I have a love-hate relationship with my job, but my mom tells me that’s normal. (I figure as long as the “love level” is 50% or better, I’m in business. It’s when it drops down to forty-nine that I’m in trouble.)
I’ll be the first to admit that my boss isn’t easy to work for. In fact, I’d wager that if I hadn’t been eating at the restaurant for about twenty-three years¹ before starting, loved the food, the atmosphere and everything else, I wouldn’t have the “armor” it takes to work for Ms. H. Somehow, even when she’s being strict(ish) or disagreeable, I always seem to know just when to shut up and stop trying to get her on my side. And I know it’s not just me–S quit yesterday, because he felt like Ms. H was nitpicking him to death and even C asked me last weekend if I was okay² after Ms. H was disagreeable about something. (I gather I had [to use something my mother said once], “clouded up” and looked like I was “about to rain”.) But so far, the only tears I’ve shed have been at home, over the stress of the job in general. (I think the bulk of the stress comes from the fact that–in addition to two weekdays–I work Friday through Sunday and even though the weekend slows down day by day, it still tends to wear to me to a frazzle.)
I have a partner, D, for weekends; but D tends to put her leisure activities (especially her boyfriend) over showing up for work, so I’m often alone. (Which doubtlessly contributes to my stress levels.) Ms. H doesn’t seem to care…in fact, last night, she seemed envious of the kind of man D had landed!
And somehow…somehow, in the melee of all the jobs I’ve ever been in, I managed to attract the attention of not one, but two guys! G is easy on the eyes, but quickly goes over the top with flirting–always calling me mamacita, making kissy faces and saying that he loves me. (It’s amazing that some of the other guys in the kitchen haven’t tattled on him/us, to be honest.) About the time he began to crank it extremely high, I noticed F. I’m not sure if F had paid much attention to me before, but I kind of wiggled my way into his good graces. Last night, after I walked out, he actually came out from the kitchen entrance, walked around the building and came to say goodbye to me! I thought he might hug me or even kiss me, but he settled for shaking my hand (safe move!) and asked me for my number. I gave him my cell and landline and told him he could text when he asked, but so far, nothing. (I feel like a lovesick little schoolgirl waiting for him to text.

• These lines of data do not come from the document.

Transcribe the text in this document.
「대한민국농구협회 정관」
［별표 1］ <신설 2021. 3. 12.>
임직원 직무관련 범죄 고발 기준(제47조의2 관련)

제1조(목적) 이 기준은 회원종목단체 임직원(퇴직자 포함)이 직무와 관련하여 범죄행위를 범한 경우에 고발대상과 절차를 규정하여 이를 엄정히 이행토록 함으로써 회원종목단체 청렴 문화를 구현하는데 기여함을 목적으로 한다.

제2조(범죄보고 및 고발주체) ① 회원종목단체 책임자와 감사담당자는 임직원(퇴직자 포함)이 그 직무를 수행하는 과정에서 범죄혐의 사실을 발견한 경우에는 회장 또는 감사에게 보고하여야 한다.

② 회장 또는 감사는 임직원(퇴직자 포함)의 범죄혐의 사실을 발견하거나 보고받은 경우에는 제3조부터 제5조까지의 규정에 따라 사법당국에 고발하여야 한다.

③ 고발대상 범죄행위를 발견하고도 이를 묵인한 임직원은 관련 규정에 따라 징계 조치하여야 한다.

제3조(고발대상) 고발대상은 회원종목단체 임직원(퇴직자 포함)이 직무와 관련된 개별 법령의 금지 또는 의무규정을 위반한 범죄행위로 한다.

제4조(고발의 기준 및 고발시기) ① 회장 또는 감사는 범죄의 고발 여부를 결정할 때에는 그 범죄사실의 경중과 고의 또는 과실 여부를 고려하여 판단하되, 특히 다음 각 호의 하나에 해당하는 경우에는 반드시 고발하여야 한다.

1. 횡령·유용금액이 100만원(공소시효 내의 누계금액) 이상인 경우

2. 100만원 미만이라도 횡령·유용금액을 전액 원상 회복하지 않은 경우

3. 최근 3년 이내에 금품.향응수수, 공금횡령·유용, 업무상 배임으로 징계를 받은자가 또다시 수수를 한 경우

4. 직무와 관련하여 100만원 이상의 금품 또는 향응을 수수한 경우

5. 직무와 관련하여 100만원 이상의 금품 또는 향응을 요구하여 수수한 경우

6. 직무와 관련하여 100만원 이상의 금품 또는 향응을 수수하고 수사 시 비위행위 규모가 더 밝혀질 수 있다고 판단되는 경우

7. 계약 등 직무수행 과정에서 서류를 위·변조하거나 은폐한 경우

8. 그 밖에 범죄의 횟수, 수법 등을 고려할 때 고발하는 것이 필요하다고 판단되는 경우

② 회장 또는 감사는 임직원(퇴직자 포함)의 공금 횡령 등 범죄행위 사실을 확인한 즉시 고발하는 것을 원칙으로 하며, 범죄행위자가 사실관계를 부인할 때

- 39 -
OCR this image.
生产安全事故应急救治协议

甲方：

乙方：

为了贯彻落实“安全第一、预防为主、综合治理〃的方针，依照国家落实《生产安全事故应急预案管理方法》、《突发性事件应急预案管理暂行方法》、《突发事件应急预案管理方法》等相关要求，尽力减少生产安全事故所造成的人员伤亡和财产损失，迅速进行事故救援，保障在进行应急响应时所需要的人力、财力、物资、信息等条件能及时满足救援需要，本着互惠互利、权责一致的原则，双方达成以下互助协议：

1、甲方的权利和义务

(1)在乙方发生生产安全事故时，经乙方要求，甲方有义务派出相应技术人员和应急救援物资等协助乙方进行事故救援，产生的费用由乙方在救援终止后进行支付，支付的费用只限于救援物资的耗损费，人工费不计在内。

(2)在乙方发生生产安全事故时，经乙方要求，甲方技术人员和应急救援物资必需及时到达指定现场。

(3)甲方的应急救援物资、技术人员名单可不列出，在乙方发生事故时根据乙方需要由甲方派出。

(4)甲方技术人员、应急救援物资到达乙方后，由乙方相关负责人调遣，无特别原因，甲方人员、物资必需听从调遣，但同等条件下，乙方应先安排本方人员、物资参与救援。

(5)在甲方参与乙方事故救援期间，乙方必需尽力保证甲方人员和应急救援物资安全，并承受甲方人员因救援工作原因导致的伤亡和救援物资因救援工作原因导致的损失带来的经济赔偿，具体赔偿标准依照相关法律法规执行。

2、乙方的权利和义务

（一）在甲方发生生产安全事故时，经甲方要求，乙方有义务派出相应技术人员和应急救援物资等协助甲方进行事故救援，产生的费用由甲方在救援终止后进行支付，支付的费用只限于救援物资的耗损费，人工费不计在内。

And I’m not even crazy for him!)
I am so good at putting writing projects on hold, it’s not funny.
Last November, I put Breathless on hold for a prequel to The Blessing Way, called Broken Road.
I got tired of Broken Road earlier this year (and was getting frustrated), so I went back to Breathless.
That only lasted a few weeks before I wrote a fan fiction piece called League of Lost Souls.
No sooner had I finished that, then I started the push to finish what I needed for my poetry anthology, entitled Barefoot on the Couch.
Until the other day, I was plugging away on the anthology. I had placed all the accompanying photos, decided which ones warranted notes/explanations, had written the first few notes pages…and then I decided to take a giant leap and release Meet Ophelia to the general public. (I think it was inspired by a dream I had the other night…which kind of gave me fuel for a sequel…but I am so far from that, it’s not even funny!)
About the time I re-uploaded Meet Ophelia and was ready to re-release it, I decided to release Broken Road the way I’d written it, only with some minor corrections and in paperback.
So that’s where I am now…formatting Broken Road for paperback (and later, Kindle) while I wait for my brain to churn out the last few paragraphs needed for the epilogue (or to decide that I can leave it where I was when I left off a few months ago).
That done, I’ll go back and finish Barefoot on the Couch and format that for hardcover and Kindle and publish both of those editions.
Then (and this is only a maybe), I will finally be able to finish my massive revision of Breathless and try to get it to a traditional publisher!
¹ A customer tried to tell me today that I was too young to have been eating at my workplace for twenty-three years. I said, “I’m twenty-six. My parents started taking me here when I was three or four.” (She admitted that I looked about twenty!) When I mentioned that to another customer, she said, “So basically, you’ve been here your whole life.” I’d never thought of it that way, but yes. Yes, I have.
² Not too long ago, after Ms. H said something to me, C had a moment and asked, “What did she say to you?” My (honestly) bewildered reply: “When? Ms. H tells me so many things in one day, I can’t remember them all!”